Objective: Low back pain is frequently treated with nonsteroidal anti-inflammatory drugs (NSAIDs), but little is known about intervertebral disc metabolism of the prostaglandins that are diminished by these drugs. Hence, this study aimed at delineating prostaglandin actions in cytokine activated disc cells by comparing the response of nucleus pulposus (NP) cells to the pro-inflammatory cytokine interleukin (IL)-1 beta with and without cyclooxygenase 2 (COX-2) inhibition.Methods: NP cells cultured in alginate beads were activated with IL-1 beta +/- the COX-2 inhibitor Sc-58125. Media harvested from cultured cells were analyzed for prostaglandin E2 (PGE(2)), prostaglandin F2 alpha (PGF(2 alpha)), IL-6, and matrix metalloproteinase (MMP)-3 by enzyme-linked immunosorbent assay and nitric oxide by Griess Reaction. Gene expression along with proteoglycan, collagen, and total protein synthesis were also measured.Results: IL-1 beta increased culture media PGE(2) and PGF(2 alpha), but decreased proteoglycan and collagen syntheses as well as mRNA expression of the matrix genes aggrecan, versican, collagen I, and collagen II. COX-2 inhibition partially rescued proteoglycan and collagen syntheses and collagen I mRNA, but decreased collagen II mRNA IL-1 beta activated NP cells. COX-2 inhibition initially enhanced and subsequently reduced IL-1 beta induced inducible nitric oxide synthase, without altering medium nitrite.

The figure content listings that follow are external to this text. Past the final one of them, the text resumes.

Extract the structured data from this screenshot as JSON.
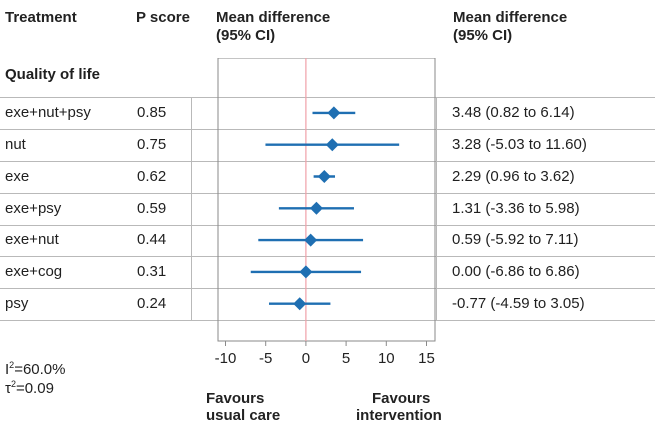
{
  "header": {
    "treatment": "Treatment",
    "pscore": "P score",
    "mean_diff_plot_line1": "Mean difference",
    "mean_diff_plot_line2": "(95% CI)",
    "mean_diff_text_line1": "Mean difference",
    "mean_diff_text_line2": "(95% CI)"
  },
  "section_label": "Quality of life",
  "rows": [
    {
      "treatment": "exe+nut+psy",
      "pscore": "0.85",
      "ci_text": "3.48 (0.82 to 6.14)"
    },
    {
      "treatment": "nut",
      "pscore": "0.75",
      "ci_text": "3.28 (-5.03 to 11.60)"
    },
    {
      "treatment": "exe",
      "pscore": "0.62",
      "ci_text": "2.29 (0.96 to 3.62)"
    },
    {
      "treatment": "exe+psy",
      "pscore": "0.59",
      "ci_text": "1.31 (-3.36 to 5.98)"
    },
    {
      "treatment": "exe+nut",
      "pscore": "0.44",
      "ci_text": "0.59 (-5.92 to 7.11)"
    },
    {
      "treatment": "exe+cog",
      "pscore": "0.31",
      "ci_text": "0.00 (-6.86 to 6.86)"
    },
    {
      "treatment": "psy",
      "pscore": "0.24",
      "ci_text": "-0.77 (-4.59 to 3.05)"
    }
  ],
  "heterogeneity": {
    "i2_symbol": "I",
    "i2_value": "=60.0%",
    "tau2_symbol": "τ",
    "tau2_value": "=0.09",
    "sup": "2"
  },
  "favours": {
    "left_line1": "Favours",
    "left_line2": "usual care",
    "right_line1": "Favours",
    "right_line2": "intervention"
  },
  "chart_data": {
    "type": "forest",
    "xlim": [
      -10,
      15
    ],
    "xticks": [
      -10,
      -5,
      0,
      5,
      10,
      15
    ],
    "reference_line": 0,
    "colors": {
      "marker": "#1f6fb2",
      "reference": "#f0a0a8",
      "frame": "#8a8a8a"
    },
    "points": [
      {
        "label": "exe+nut+psy",
        "estimate": 3.48,
        "lower": 0.82,
        "upper": 6.14
      },
      {
        "label": "nut",
        "estimate": 3.28,
        "lower": -5.03,
        "upper": 11.6
      },
      {
        "label": "exe",
        "estimate": 2.29,
        "lower": 0.96,
        "upper": 3.62
      },
      {
        "label": "exe+psy",
        "estimate": 1.31,
        "lower": -3.36,
        "upper": 5.98
      },
      {
        "label": "exe+nut",
        "estimate": 0.59,
        "lower": -5.92,
        "upper": 7.11
      },
      {
        "label": "exe+cog",
        "estimate": 0.0,
        "lower": -6.86,
        "upper": 6.86
      },
      {
        "label": "psy",
        "estimate": -0.77,
        "lower": -4.59,
        "upper": 3.05
      }
    ]
  }
}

IL-1 beta induction of MMP-3 mRNA was increased by COX-2 inhibition at 24 and 48 hours.Conclusion: COX-2 inhibition alters the response of NP cells to IL-1 beta, suggesting IL-1 beta action on disc cells is mediated at least in part through COX-2 and its prostaglandins. COX-2 inhibition produces minimal effects on several key catabolic mediators, with the exception of MMP-3. Blocking COX-2 might be beneficial for maintaining disc matrix since it provides an overall rescue of IL-1 induced loss of matrix protein synthesis.